Enapter GmbH29. Juni 2020 | 13:21 | Lesedauer ca. 5 min | Autor: GoMoPa-Redakteur JS

Enapter GmbH: Nach Acta-Pleite mit Wasserstoff-Elektrolyser 2. Versuch mit Crowd-Kleinanlegern


Um es gleich vorwegzunehmen: Das Risiko bei dieser Investition in eine neue Wasserstofftechnologie ist so groß, dass das Fachmagazin für nachhaltige Geldanlagen ECOreporter aus Dortmund selbst die in Aussicht gestellten 6 Prozent Jahreszins auf die noch einzuwerbenden 6 Millionen Euro Crowdinvesting-Nachrangdarlehen für das Berliner Startup Enapter GmbH für zu niedrig erachtet.

 

Die Hong Konger Muttergesellschaft BluGreen Company Limited von IT-Fachmann Sebastian-Justus Schmidt (60) aus Glinde bei Hamburg in Schleswig-Holstein hält das Patent für das weltweit erste Modul inne, mit dem man Wasser auch dezentral in Wasserstoff und Sauerstoff aufspalten kann.

Das Modul heißt Elektrolyser und kommt Dank einer ebenfalls neuartigen Technologie namens Anionenaustauschmembran (AEM) bei der Produktion von Wasserstoff im Gegensatz zu konkurrierenden Technologien gänzlich ohne den Einsatz von Platin und anderen Edelmetallen aus.

Bei Elektrolyseuren (auch Elektrolyser genannt) handelt es sich um Vorrichtungen, in denen Wasser durch Zuführen von Strom in Wasserstoff und Sauerstoff aufgespalten wird.

Der deutsche IT-Fachmann träumt von einer Massenproduktion seiner patentierten Enapter AEM-Elektrolyser.

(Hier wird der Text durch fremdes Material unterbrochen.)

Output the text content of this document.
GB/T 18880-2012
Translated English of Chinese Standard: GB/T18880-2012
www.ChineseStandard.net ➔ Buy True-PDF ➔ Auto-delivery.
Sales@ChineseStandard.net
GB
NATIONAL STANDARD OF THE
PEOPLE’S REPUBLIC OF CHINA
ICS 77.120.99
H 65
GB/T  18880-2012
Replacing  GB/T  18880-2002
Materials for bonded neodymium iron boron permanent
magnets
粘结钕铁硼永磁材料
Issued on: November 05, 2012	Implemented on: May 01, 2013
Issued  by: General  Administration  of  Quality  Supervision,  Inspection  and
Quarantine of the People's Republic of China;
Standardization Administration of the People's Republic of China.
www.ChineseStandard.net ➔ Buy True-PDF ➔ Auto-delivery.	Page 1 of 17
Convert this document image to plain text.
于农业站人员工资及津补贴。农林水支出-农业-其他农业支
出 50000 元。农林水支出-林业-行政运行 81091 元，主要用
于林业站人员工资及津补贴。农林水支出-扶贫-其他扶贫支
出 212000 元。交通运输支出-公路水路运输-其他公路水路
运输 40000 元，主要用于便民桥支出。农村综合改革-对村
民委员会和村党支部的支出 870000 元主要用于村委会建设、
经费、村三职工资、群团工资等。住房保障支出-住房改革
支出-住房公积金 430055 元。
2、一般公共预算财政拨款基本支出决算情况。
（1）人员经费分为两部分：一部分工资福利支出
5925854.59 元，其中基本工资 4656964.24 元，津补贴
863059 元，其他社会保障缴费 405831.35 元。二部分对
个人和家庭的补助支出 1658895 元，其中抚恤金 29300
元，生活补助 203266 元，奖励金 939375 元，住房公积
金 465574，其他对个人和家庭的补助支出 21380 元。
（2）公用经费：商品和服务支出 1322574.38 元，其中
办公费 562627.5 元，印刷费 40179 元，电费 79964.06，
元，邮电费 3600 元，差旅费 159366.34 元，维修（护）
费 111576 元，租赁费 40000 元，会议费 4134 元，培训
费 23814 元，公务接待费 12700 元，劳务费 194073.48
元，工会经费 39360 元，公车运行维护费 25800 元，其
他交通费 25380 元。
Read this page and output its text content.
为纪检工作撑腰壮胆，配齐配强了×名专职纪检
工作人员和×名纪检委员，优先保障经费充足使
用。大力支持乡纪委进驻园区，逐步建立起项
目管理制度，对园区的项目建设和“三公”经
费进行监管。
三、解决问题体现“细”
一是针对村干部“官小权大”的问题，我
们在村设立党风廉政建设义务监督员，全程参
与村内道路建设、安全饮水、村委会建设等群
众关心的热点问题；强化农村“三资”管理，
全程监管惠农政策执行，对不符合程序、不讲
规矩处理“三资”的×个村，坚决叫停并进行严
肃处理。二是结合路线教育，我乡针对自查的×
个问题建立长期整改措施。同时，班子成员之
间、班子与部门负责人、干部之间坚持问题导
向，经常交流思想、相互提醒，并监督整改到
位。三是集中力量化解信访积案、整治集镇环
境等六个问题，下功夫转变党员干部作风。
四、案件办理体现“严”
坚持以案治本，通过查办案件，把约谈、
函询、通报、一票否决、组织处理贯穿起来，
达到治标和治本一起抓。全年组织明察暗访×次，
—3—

Denn nur bei Herstellungskosten von 1,50 Euro für ein Kilo Wasserstoff rechnet sich die ganze Sache am Markt. Erst in der Massenproduktion können Preise von 2.500 Euro und darunter für einen AEM-Eletrolyseur angepeilt werden. Im April 2020 kostete so ein Gerät, das zur Zeit in Pisa hergestellt wird, noch 9.000 Euro.

Schmidt:

Günstige Enapter Elektrolyseure können “Wasserstoff für jedermann” erzeugen, der dann als Stromspeicher im Eigenheim, Prozesswärme im Betrieb, Kraftstoff für Mobilität oder bei industriellen Anwendungen zum Zuge kommen kann.

Schmidt möchte deshalb in Deutschland einen Enapter Campus für 120 Millionen Euro und mit 200 Arbeitsplätzen zur Produktion der Enapter AEM-Elektrolyser errichten.

Dafür will er sich als Starteigenkapital von Kleinanlegern (je 250 bis 25.000 Euro) in Höhe von bis zu 6 Millionen Euro völlig unbesicherte Nachranddarlehen über die eigens eingerichtete Crowdinvesting-Plattform Enapter-Invest.de borgen. Laufzeit: 5 Jahre. Das Risiko ist dabei komplett auf die Anleger ausgelagert.

Seine Enapter GmbH selbst hat ein Eigenkapital von 25.000 Euro. Seine Enapter Firmengruppe, wozu neben der Hong Konger Holding noch die Produktionsstätte der Enapter S.R.L. in Pisa in Italien gehört, kann im Augenblick ein Abrufkapital von 380.000 Euro (Stand: 20. Juni 2020) aufbringen.

Allerdings verfügt das Berliner Startup für den Enapter Traumcampus bislang noch nicht mal über einen Standort.

 

Schmidt sagte dem ECOreporter am 24. Juni 2020:

Derzeit sind wir in den finalen Verhandlungen über einen Standort in Deutschland. Durch Corona hat es einige ungewollte Verzögerungen gegeben. Nach unserem jetzigen Zeitplan planen wir den Baubeginn im zweiten Quartal 2021 und die Fertigstellung im vierten Quartal 2022.

Doch die Vorgängerfirma, die ACTA S.P.A. aus Italien, die die Elektrolyser für die dezentrale Wasserstoffproduktion samt AEM-Technologie erfunden hat und seit 2012 produzierte, ging Ende 2014 damit pleite.

 

Sie war dann 2015 von der Heliocentris AG gerettet worden, die jedoch im Oktober 2016 selbst in Konkurs ging.

Odasco wollte sich dann die Assets, in die gerade ein mittlerer zweistelliger Millionenbetrag investiert worden war, einverleiben, allerdings wurde diese Übernahme bis Oktober 2017 nicht vollzogen.